Two conceptions of topology by artists whose works are on view at The Rachofsky House provide key axes to this exhibition. In Japan, the idea was interpreted through a physics of form foundational to the Mono-ha group’s breakthrough Land art piece Phase—Mother Earth (1968) by artist Nobuo Sekine, which operates on a continuous renewal of perception through a cycle of creation and recreation. In the United States, artist Dan Graham introduced topology in his seminal essay “Subject Matter” (1969), describing perceptual effects in process-based practices in which “the spectator’s visual field . . . shifts in a topology of expansion, contraction, or skew.” Together, these ideas from different parts of the world establish the radical significance of the idea that form may remain continuous despite changes that occur over time.
Gathering more than 100 works created between 1952 and 2016 by 61 artists, Topologies offers both snapshots of particular moments in time and historical lineages that unfold over years. It draws from The Rachofsky Collection’s strong formal and conceptual holdings on international practices that emphasize process and materiality.

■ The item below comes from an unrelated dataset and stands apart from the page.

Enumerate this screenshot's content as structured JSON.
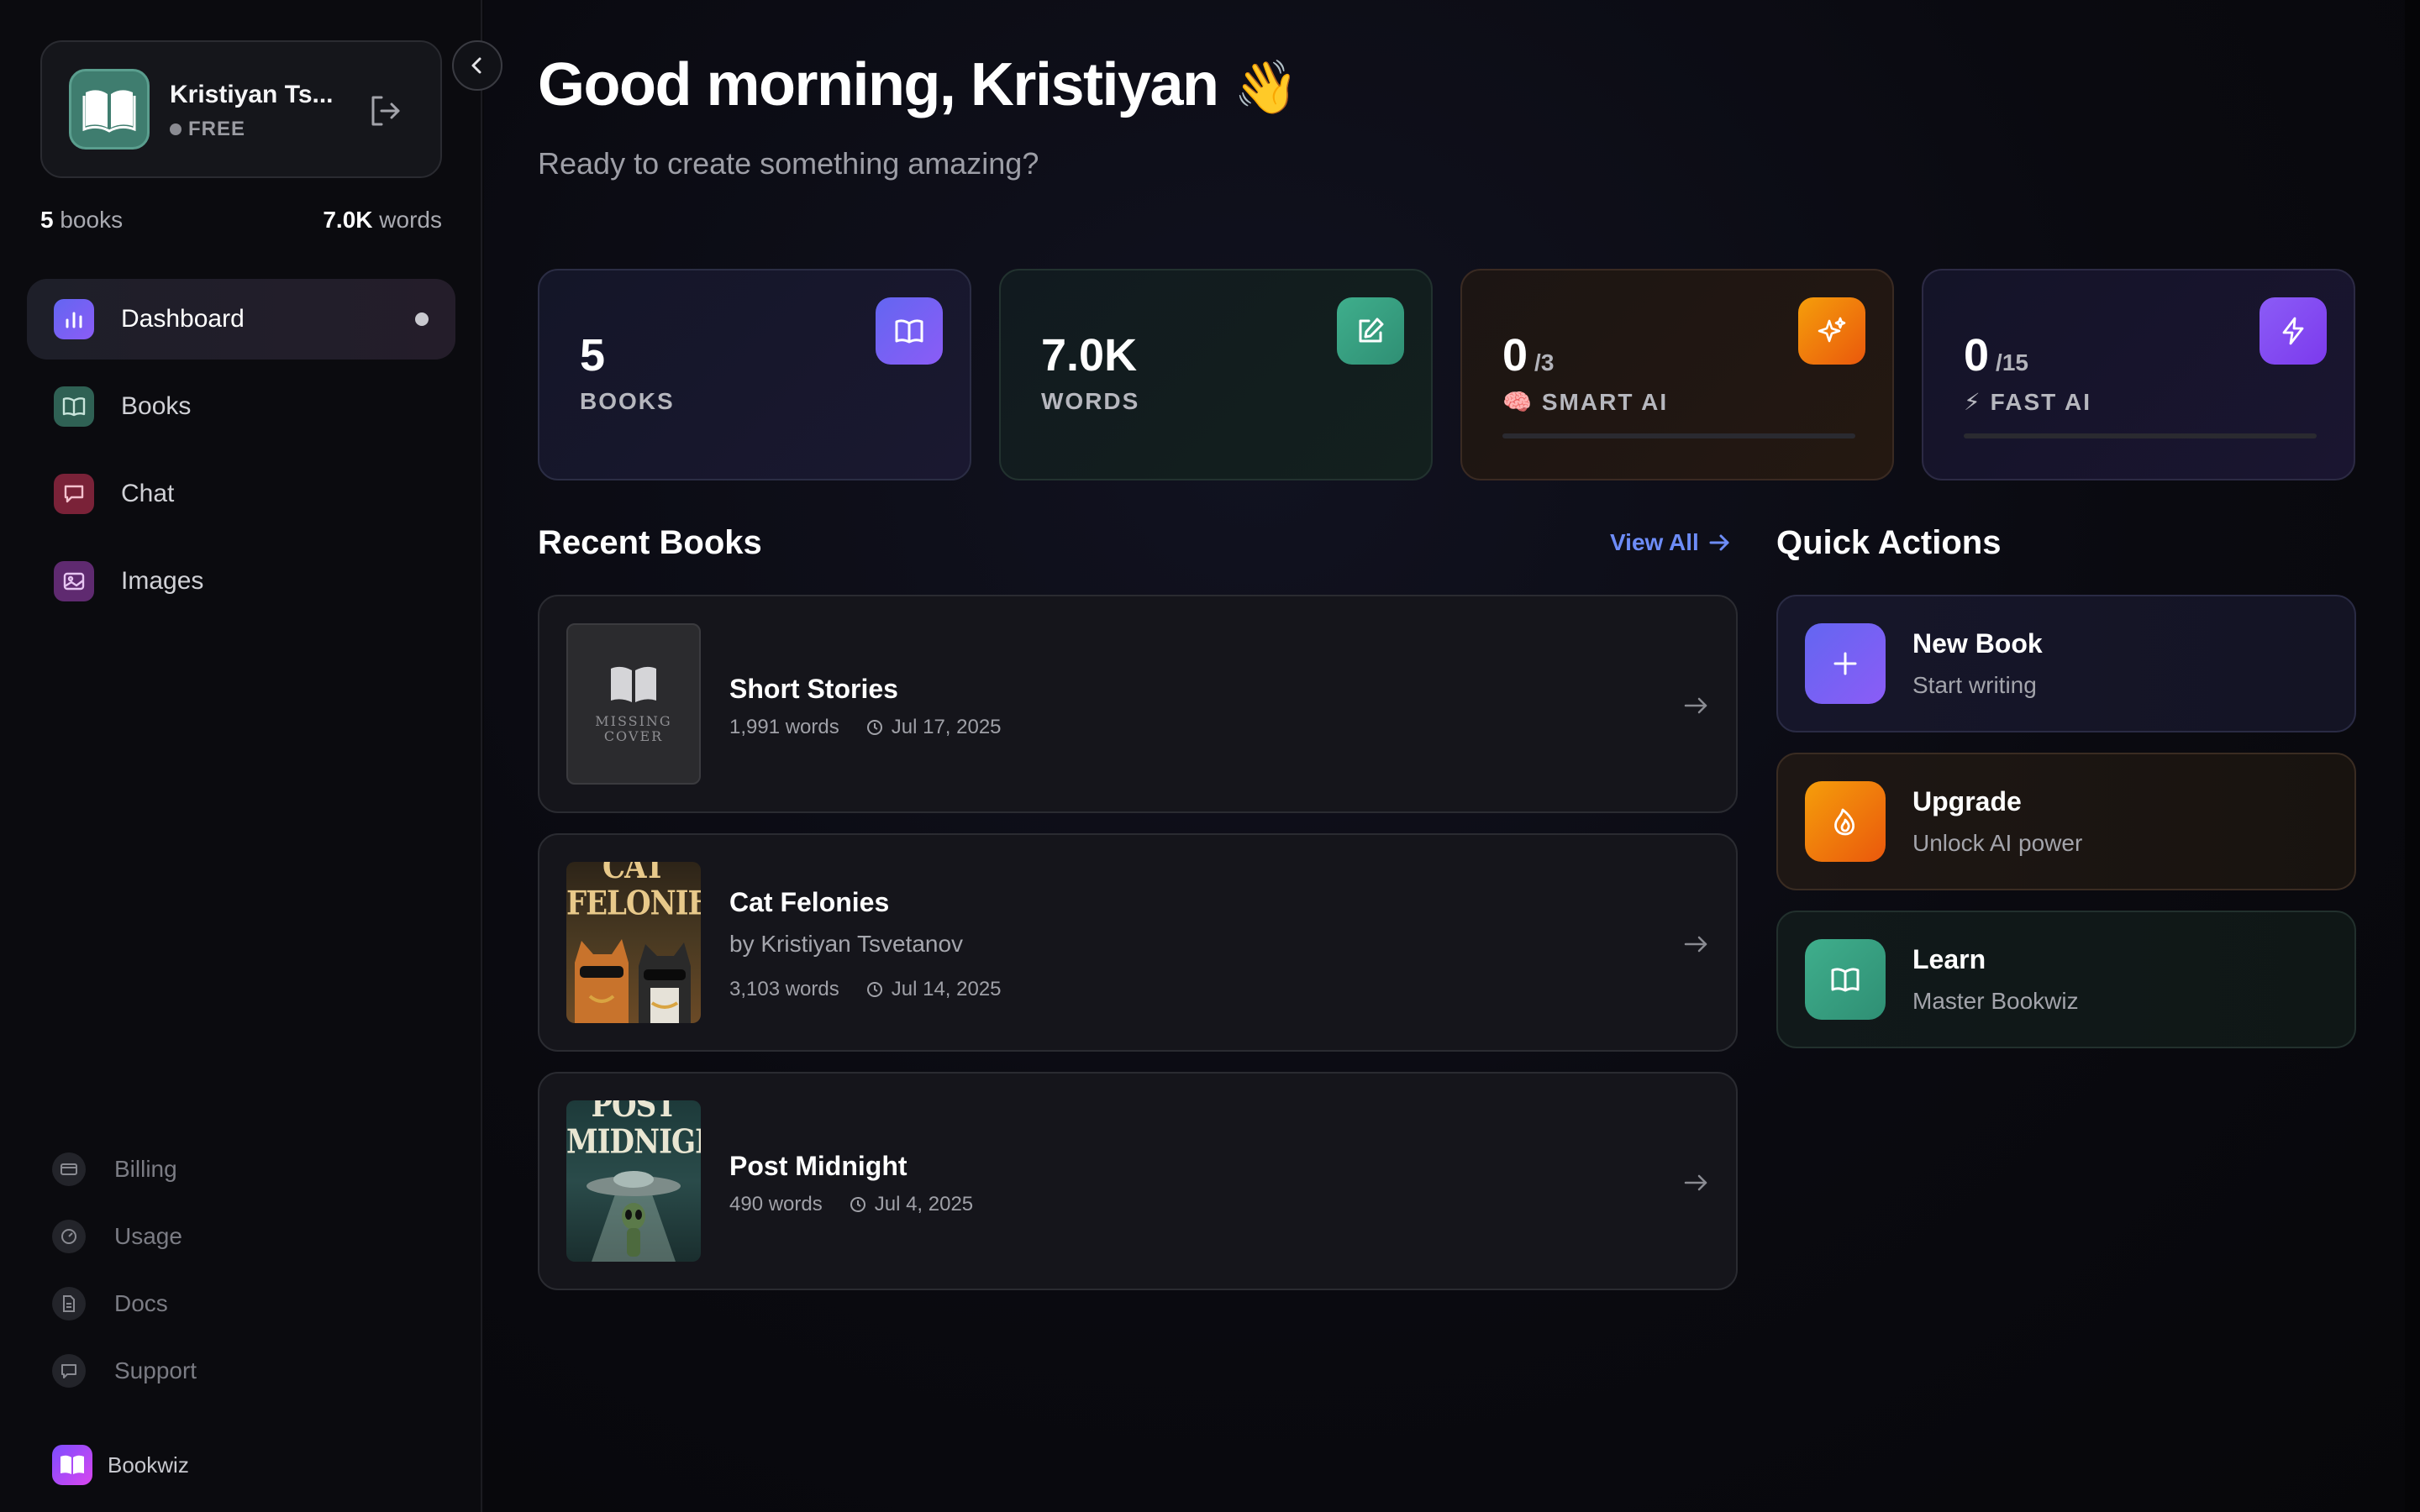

The show expands on themes including permutation and distortion in space, inversions and other shifts in the body’s phenomenological relationship to space, material transition based on gravity and entropy, the politics of displacement, and reconceiving abject encounters between the synthetic and organic.
Topologies draws works from The Rachofsky Collection, the Dallas Museum of Art, Deedie Rose, and Jennifer and John Eagle.